Doch Anfang 2022 wollte Annie mehr. Studieren, obwohl sie das nach dem Abitur noch kategorisch abgelehnt hatte. „Damals hatte ich einfach keine Lust mehr auf Lernen“, sagt Annie, jetzt sei das anders. „Irgendwann wollte ich mehr.“ Bei der Recherche nach passenden Studiengängen stieß sie auf das Bachelor-Studium „Marketing & Digitale Medien“ an der FOM Hochschule in Augsburg, das dort auch als Tages-Studium angeboten wird. Wissenschaftliche Inhalte mit praktischen Berufserfahrungen zu verknüpfen, erschien ihr als ideale Konstellation. Drei Tage arbeitet sie in einem Immobilienbüro und kümmert sich dort u.a. um den Internetauftritt. An den anderen beiden Tagen studiert sie.

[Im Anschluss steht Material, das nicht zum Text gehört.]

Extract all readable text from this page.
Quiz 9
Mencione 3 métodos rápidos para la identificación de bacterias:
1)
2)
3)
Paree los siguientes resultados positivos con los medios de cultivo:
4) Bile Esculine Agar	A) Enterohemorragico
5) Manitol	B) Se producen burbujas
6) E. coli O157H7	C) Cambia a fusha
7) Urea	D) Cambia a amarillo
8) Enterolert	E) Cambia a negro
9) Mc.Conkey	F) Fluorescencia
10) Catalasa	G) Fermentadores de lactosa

Ein Volltreffer, schwärmt sie, noch dazu an ihrem Heimatort. „Die Themen im Studiengang sind so cool und ich merke, dass das genau mein Bereich ist.“ In der Berufsschule habe sie sich nie gemeldet, an der FOM jedoch schnelle ständig ihr Finger hoch. Selbst Mathe – zu Schulzeiten noch ein Problem – falle ihr jetzt leicht. „Ich bin froh, dass ich schon einiges an Vorwissen habe und Dinge einordnen kann. Dadurch macht das Lernen mehr Spaß“, meint die Erstsemesterin.

 

 Selbst die Tatsache, dass sie als Studentin im Vergleich zu früher deutlich weniger verdient, schreckt sie nicht ab. „Während des Arbeitens habe ich Geld zur Seite gelegt, das nehme ich jetzt her.“ Der Verdienst aus ihrem Streaming-Gewerbe allerdings wird komplett ins Business reinvestiert. „Wenn die Leute schon ihr Geld bei mir lassen, sollen sie auch sehen, dass ich in Verbesserungen investiere“, meint Annie. Ob sie nun diesen Job bis zur Rente macht, steht erneut in den Sternen.